Nul ne doit ignorer que les droits de l’homme constituent pour l’ONU, une préoccupation de premier ordre. Parce que ne pouvant plus accompli convenablement la tâche qui lui a été assignée, la commission des droits de l’homme créée en 1946 par le conseil économique et social, a été remplacée en 2006 par le Conseil des droits de l’homme que l’on veut véritablement performant. Deux sortes de mécanismes permettent le contrôle universel de la situation des droits de l’être humain. D’un côté, les mécanismes conventionnels, résultant des traités ou conventions qui s’imposent aux états parties. De l’autre, les procédures spéciales ou mécanismes spéciaux, comme les rapporteurs spéciaux ou experts indépendants, qui s’appliquent à tout état membre de l’ONU en cas de nécessité. Il importe fondamentalement de mentionner à dessein, qu’aux termes de la charte, la coopération des états ne doit comporter aucune faille.

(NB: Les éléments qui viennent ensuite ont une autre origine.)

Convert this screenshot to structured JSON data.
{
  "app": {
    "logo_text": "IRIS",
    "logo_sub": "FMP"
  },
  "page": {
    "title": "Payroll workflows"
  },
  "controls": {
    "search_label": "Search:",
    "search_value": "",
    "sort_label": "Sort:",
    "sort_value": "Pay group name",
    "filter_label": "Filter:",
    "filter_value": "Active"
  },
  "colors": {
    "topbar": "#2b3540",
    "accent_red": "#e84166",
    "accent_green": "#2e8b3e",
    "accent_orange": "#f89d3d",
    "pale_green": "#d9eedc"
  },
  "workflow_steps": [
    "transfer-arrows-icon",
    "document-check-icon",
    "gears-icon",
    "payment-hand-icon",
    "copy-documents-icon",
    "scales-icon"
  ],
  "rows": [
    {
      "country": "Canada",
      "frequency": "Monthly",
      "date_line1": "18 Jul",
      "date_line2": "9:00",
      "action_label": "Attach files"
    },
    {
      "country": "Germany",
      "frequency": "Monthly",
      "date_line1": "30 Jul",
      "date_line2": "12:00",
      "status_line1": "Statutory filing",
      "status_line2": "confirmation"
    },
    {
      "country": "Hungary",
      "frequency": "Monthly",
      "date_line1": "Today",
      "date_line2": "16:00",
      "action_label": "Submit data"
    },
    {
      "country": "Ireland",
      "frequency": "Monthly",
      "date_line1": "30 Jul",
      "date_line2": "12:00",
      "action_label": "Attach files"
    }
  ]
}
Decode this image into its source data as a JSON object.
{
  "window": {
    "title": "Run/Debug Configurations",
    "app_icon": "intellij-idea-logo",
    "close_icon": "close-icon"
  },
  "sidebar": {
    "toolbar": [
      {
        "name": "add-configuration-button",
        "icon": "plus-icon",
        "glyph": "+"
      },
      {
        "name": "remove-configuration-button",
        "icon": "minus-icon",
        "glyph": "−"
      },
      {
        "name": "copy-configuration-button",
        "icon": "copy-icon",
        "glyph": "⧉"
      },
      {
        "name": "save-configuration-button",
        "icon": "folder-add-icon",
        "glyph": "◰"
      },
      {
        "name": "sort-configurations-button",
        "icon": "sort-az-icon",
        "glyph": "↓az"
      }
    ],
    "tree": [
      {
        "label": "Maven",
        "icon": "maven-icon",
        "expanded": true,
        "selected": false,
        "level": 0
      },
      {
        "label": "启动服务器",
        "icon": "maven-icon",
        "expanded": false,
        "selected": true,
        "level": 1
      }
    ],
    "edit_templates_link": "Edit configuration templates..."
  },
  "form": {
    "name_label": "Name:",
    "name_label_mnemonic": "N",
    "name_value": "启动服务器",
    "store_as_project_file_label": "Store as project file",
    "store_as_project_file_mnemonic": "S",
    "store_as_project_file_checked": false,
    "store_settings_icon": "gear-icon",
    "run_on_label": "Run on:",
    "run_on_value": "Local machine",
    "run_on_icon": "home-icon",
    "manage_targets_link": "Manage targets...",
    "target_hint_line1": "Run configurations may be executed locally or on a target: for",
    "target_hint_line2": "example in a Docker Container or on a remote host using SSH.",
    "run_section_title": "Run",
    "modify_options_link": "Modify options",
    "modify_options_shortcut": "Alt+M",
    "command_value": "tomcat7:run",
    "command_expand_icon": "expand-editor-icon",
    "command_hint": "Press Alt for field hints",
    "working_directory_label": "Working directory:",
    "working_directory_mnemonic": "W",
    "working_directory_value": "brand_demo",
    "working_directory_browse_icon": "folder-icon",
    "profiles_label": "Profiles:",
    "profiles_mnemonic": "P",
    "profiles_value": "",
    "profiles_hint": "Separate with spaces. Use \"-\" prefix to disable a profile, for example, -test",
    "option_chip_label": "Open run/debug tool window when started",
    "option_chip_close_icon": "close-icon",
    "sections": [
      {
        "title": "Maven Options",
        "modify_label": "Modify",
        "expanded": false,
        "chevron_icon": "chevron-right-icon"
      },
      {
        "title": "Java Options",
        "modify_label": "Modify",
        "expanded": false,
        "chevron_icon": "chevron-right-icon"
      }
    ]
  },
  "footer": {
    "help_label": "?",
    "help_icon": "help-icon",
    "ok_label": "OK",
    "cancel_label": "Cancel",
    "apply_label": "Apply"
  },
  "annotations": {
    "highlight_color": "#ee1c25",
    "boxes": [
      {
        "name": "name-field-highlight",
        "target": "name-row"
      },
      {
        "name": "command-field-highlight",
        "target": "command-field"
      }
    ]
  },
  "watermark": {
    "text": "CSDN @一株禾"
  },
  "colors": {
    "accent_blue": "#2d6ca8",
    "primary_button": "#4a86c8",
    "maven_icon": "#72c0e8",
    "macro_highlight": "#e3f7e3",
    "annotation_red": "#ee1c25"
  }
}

La récente fronde au sujet de la RDC

L’expert commis au contrôle de la situation des droits de l’homme dans ce pays a présenté un rapport critique, qui constitue en vérité une source d’inquiétude, en raison de la gravité des faits constatés. Face à cette dégradation, le principe du renouvellement du mandat de l’expert à été soulevé, en vue d’aboutir en fin de compte à un modus operandi, visant à améliorer la situation des droits de l’homme en R.D.C. Au lieu de reconnaître honnêtement l’affreuse dégradation dûment constatée par l’expert, le groupe africain, soutenu de façon irresponsable par certains pays du Sud, a préféré organiser avec véhémence une fronde contre un renouvellement de mandat. Il s’agit là d’une solidarité contre nature, totalement inacceptable, parce que violant de propos délibéré certaines dispositions qui prescrivent la coopération sans faille des états avec l’organisation mondiale en matière de droits de l’homme. Et ce n’était pas la première fois ! C’est dire que le phénomène est pratiquement et bassement récurrent. Pas plus tard que l’année dernière, une fronde analogue s’était produite au sujet du gouvernement soudanais, quant à la situation de désastre résultant des violations massives et répétées des droits de l’homme prévalant depuis 5 ans au Darfour. Au cours du débat sur la R.D.C au conseil des droits de l’homme, pendant le mois de mars 2008, ces états africains frondeurs, ont eu à demander pourquoi la nomination de rapporteurs spéciaux ne s’applique qu’au Sud. Une question ridicule, en ce sens que, nommer en rapporteur spécial, thématique ou général pour un pays, est toujours lié à un désastre dans un domaine précis, comme la torture, ou à des infractions graves relatives à l’ensemble des droits de l’homme. Les états africains, du noms certaine, doivent être sérieux. Comment peut-on nommer systématiquement un rapport spécial pour un pays du Nord où ne se produisent pratiquement pas des violations massives et répétées des droits de l’être humain ? Comment peut-on nommer systématiquement un rapporteur spécial pour pays du Nord où la loi fondamentale ne subit pas de tripatouillage, où l’on ne triche pas avec une effronterie légendaire lors des élections pour se maintenir au pouvoir, toutes choses existant au Sud et créant des soulèvements, réprimés avec férocité par des dirigeants qui pensent à tort qu’ils sont indispensables ?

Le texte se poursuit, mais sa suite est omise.